GEOFF REES exhibition
February 10th – March 10th, 2018

An iconic figure in Vancouver’s painting community, Geoff Rees has been the recipient of major Canadian and International art awards. Having taught for 35 years at Emily Carr and retiring in 1992, he has created an everlasting impact on his students and fellow professors. All the while, he maintained his own studio practice as an important priority and necessity. Although Rees has been constantly producing exceptional new works in his studio, many of them have not been available for viewing since the closing of Buschlen Mowatt. This will be his first major solo exhibition in over 20 years, featuring a body of Rees’s most striking large scale abstract expressionist works.
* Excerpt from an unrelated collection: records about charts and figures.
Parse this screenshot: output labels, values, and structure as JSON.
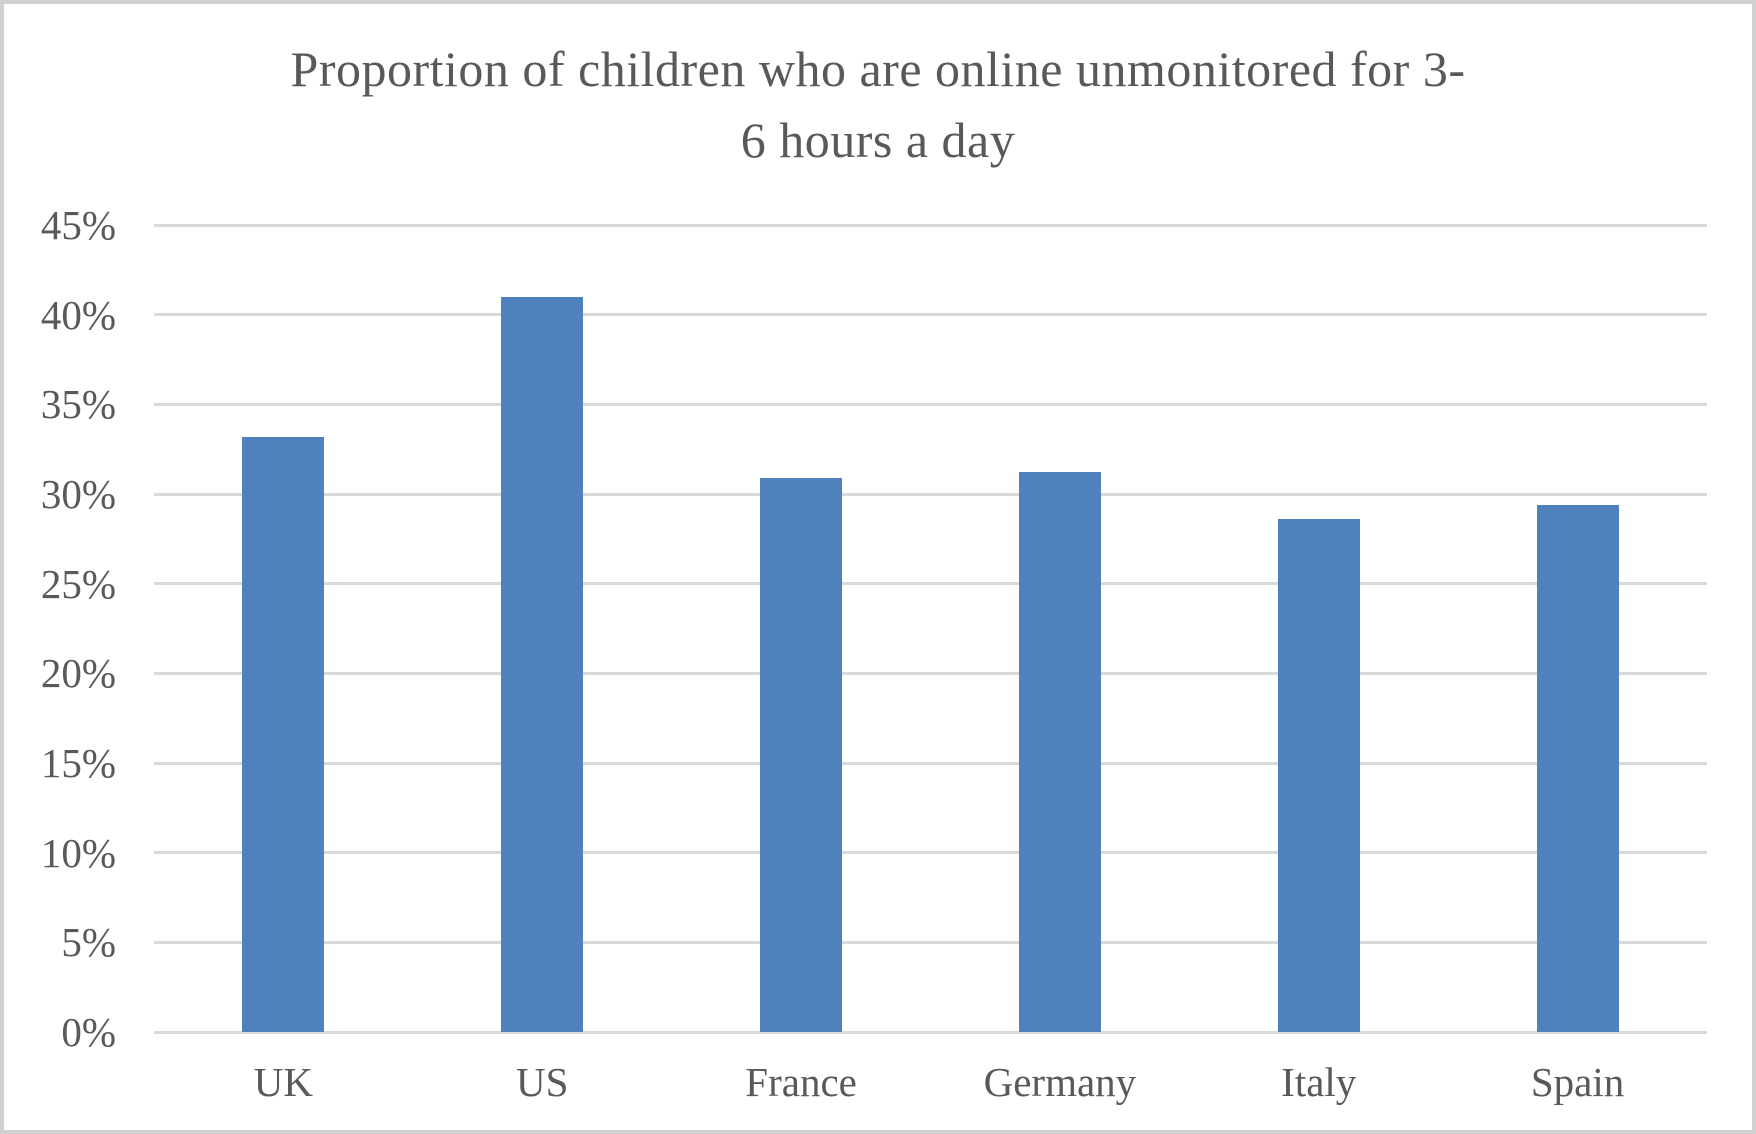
{
  "window": {
    "background_color": "#ffffff",
    "border_color": "#d0d0d0"
  },
  "chart_data": {
    "type": "bar",
    "title": "Proportion of children who are online unmonitored for 3-6 hours a day",
    "title_lines": [
      "Proportion of children who are online unmonitored for 3-",
      "6 hours a day"
    ],
    "categories": [
      "UK",
      "US",
      "France",
      "Germany",
      "Italy",
      "Spain"
    ],
    "values": [
      33.2,
      41.0,
      30.9,
      31.2,
      28.6,
      29.4
    ],
    "value_unit": "%",
    "xlabel": "",
    "ylabel": "",
    "ylim": [
      0,
      45
    ],
    "ytick_step": 5,
    "ytick_labels": [
      "0%",
      "5%",
      "10%",
      "15%",
      "20%",
      "25%",
      "30%",
      "35%",
      "40%",
      "45%"
    ],
    "grid": true,
    "legend": false,
    "bar_color": "#4f81bd",
    "gridline_color": "#d9d9d9",
    "text_color": "#595959"
  }
}
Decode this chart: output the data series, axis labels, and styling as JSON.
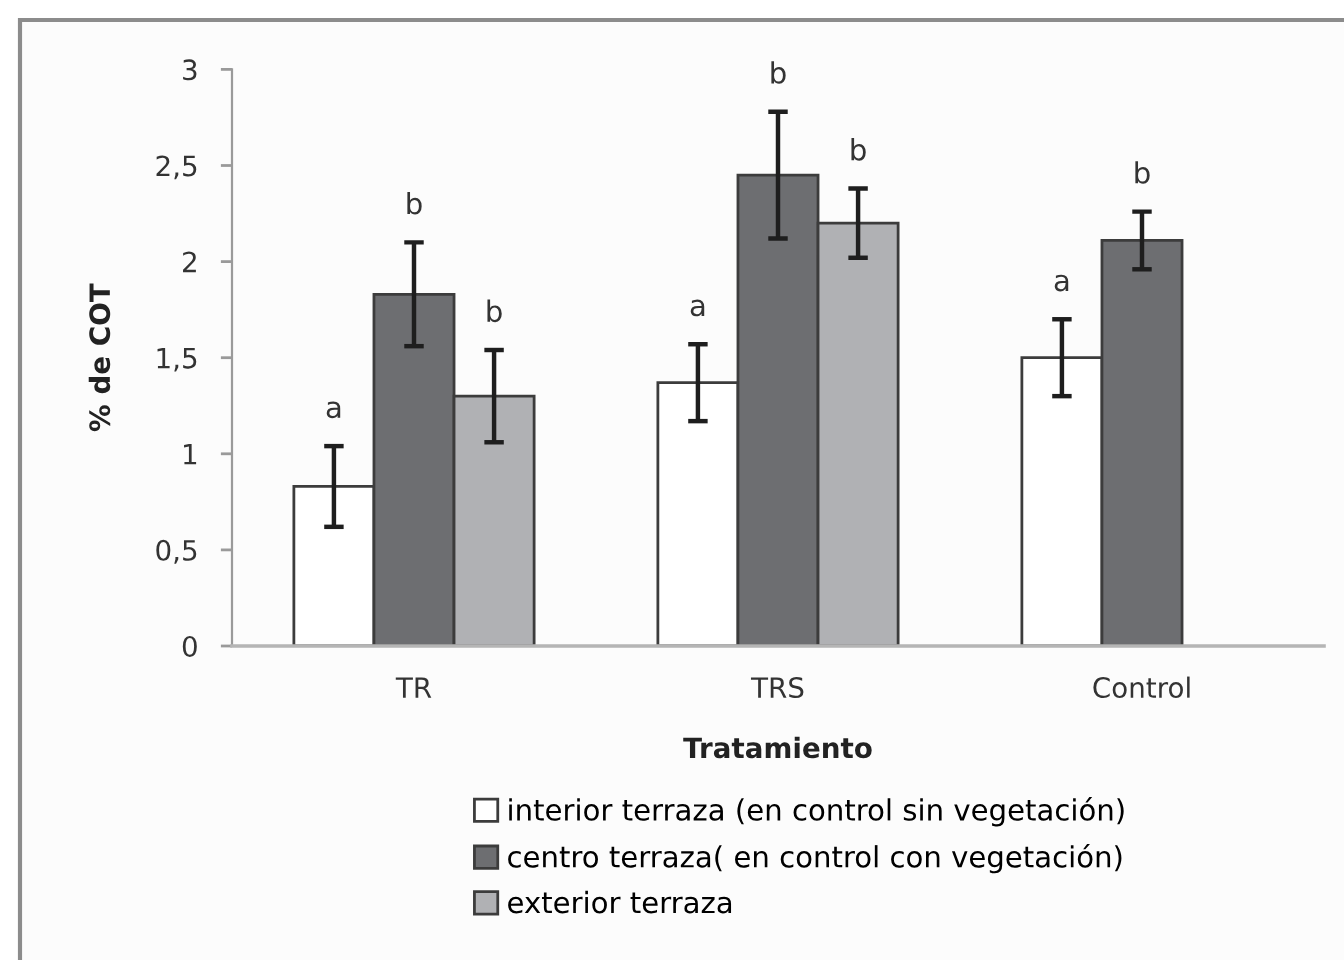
{
  "chart_data": {
    "type": "bar",
    "xlabel": "Tratamiento",
    "ylabel": "% de COT",
    "categories": [
      "TR",
      "TRS",
      "Control"
    ],
    "series": [
      {
        "name": "interior terraza (en control sin vegetación)",
        "color": "#ffffff",
        "values": [
          0.83,
          1.37,
          1.5
        ],
        "errors": [
          0.21,
          0.2,
          0.2
        ],
        "value_labels": [
          "a",
          "a",
          "a"
        ]
      },
      {
        "name": "centro terraza( en control con vegetación)",
        "color": "#6d6e71",
        "values": [
          1.83,
          2.45,
          2.11
        ],
        "errors": [
          0.27,
          0.33,
          0.15
        ],
        "value_labels": [
          "b",
          "b",
          "b"
        ]
      },
      {
        "name": "exterior terraza",
        "color": "#b0b1b4",
        "values": [
          1.3,
          2.2,
          null
        ],
        "errors": [
          0.24,
          0.18,
          null
        ],
        "value_labels": [
          "b",
          "b",
          null
        ]
      }
    ],
    "ylim": [
      0,
      3
    ],
    "yticks": [
      0,
      {
        "value": 0.5,
        "label": "0,5"
      },
      1,
      {
        "value": 1.5,
        "label": "1,5"
      },
      2,
      {
        "value": 2.5,
        "label": "2,5"
      },
      3
    ],
    "grid": false,
    "legend": "bottom"
  }
}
Elan Fine Art feels privileged to represent Geoff Rees and be able to showcase this extremely beautiful and powerful body of paintings.

“Geoff Rees is a quester – one of those rare and gentle temperaments in search of a truth beyond the actualities of everyday living. For him there is no absolute didactic answer to the ancient question, “What am I, whither am I going?” There is only the seeking.

His relation to art manifests this. There is only the process of art, the intimations of mystery in what is evoked by the way forms move together to find their accord, the “sea changes” they go through to accommodate. His paintings seem to be seeking a configuration. His forms seem to have passed through the spirit and emerge cleansed and illumined by an inner light. His paintings are calm, awaiting resolution, inviting the viewer to share with him a reflection on the nature of just being.

In his search his pores are wide open. He responds to music, poetry, literature, and mythology – and above all, to human warmth. Yet, under this gentle surface, he is tough-minded and persistent with the inner strength to hold to a vision without reliance on external acclaim. His paintings are necessarily large because he needs to be lost in them; and abstract because he deals with states of realization; and his definition of form is loose because he does not court finalities. His movement is floating rather than structurally dynamic, because he is not aggressive. His colour is radiant rather than decorative, and cool rather than flamboyant: it remains just this side of the white mixing film, so the light is rather silvery and distant. Only recently has he begun to tighten up the compositional stress toward more imposing configuration. His output in both notebook studies and canvas is prodigious.

To help keep his inner equipoise, and as a relief from the analysis demanded by teaching, he has traveled to cultures where the non-rational approach to comprehending the world is uppermost. I recall that immediately after graduation from the former Vancouver School of Art, he set out on a motor trip across Europe and Asia as far as Afghanistan and in recent years he has spent time in New Guinea, North Africa, Sri Lanka, India and other places. Although his mind and sympathetic personality have made him a good teacher of the art spirit, he is himself a perpetual student. It is a pleasure to see him finally exhibiting.”